If you have a standard Will and your children are beneficiaries, they will receive their inheritance when they turn 18 years old.
How would your 18 year old self handle your money?
Do you remember what you were like as an 18 year old? If you find it difficult, that might be a reminder of the type of parties you frequented at the time! If you are like me, you were probably just finishing school and starting out at university. You might have had a part time job, but you probably weren’t earning much money. Your head was likely full of the possibilities the road ahead presented to you – opportunities to make your mark and to build the life you imagined. You were eager and excited and you couldn’t wait to get started. But you were likely still innocent of the ways of the world, and pretty naive.

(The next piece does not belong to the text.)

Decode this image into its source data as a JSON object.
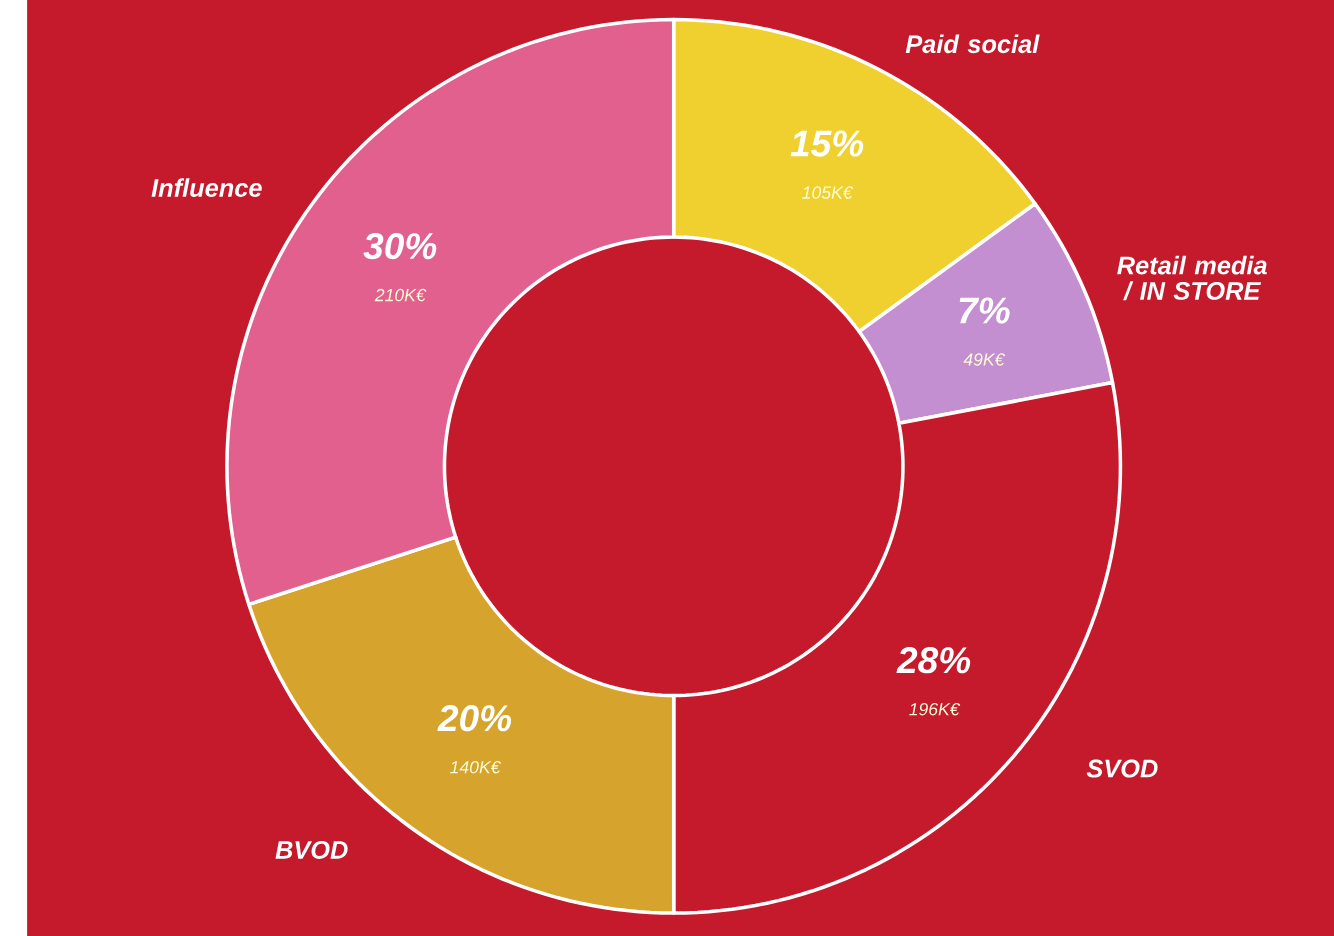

I met with Michael last week who is the trustee for his late brother’s estate. The proceeds from the estate are for Michael’s nephew, who is currently nine years old. Before he died Michael’s brother wrote a new Will which stipulated his son could receive income and capital from the estate for the purposes of his education and development, but that the money would be controlled by Michael until his son’s 25th birthday.
It was interesting talking to Michael about this, and about his own experiences. He told me that his father had also died when he was young, but that it had been quite sudden and there had not been a lot of time for planning. His dad had left a Will but there were no restrictions on it, which meant that Michael inherited his portion of the estate when he reached age 18.
This he said was the worst thing that could have happened to him.
Michael had finished school at 17 and wasn’t really sure of what he wanted to do. He hadn’t done well enough to go to university, and he hadn’t organised himself an apprenticeship or other traineeship. And then he inherited a significant sum of money.
Unfortunately without any significant plans or goals for his life, and without a sufficient appreciation for the value of money he ended up spending much of his inheritance on living expenses and partying. What this also meant was that hard decisions about his future were also delayed, costing him valuable time and experience.
With the perspective of hindsight he would rather the funds were held for him until he reached 25 too, just to give him some more time to grow up and establish himself without this responsibility.
If you have children or grandchildren, or if you have thought about leaving money to a child in the event of your death, thinking about the right way of structuring this gift can make a significant difference to the long term benefits they receive from it.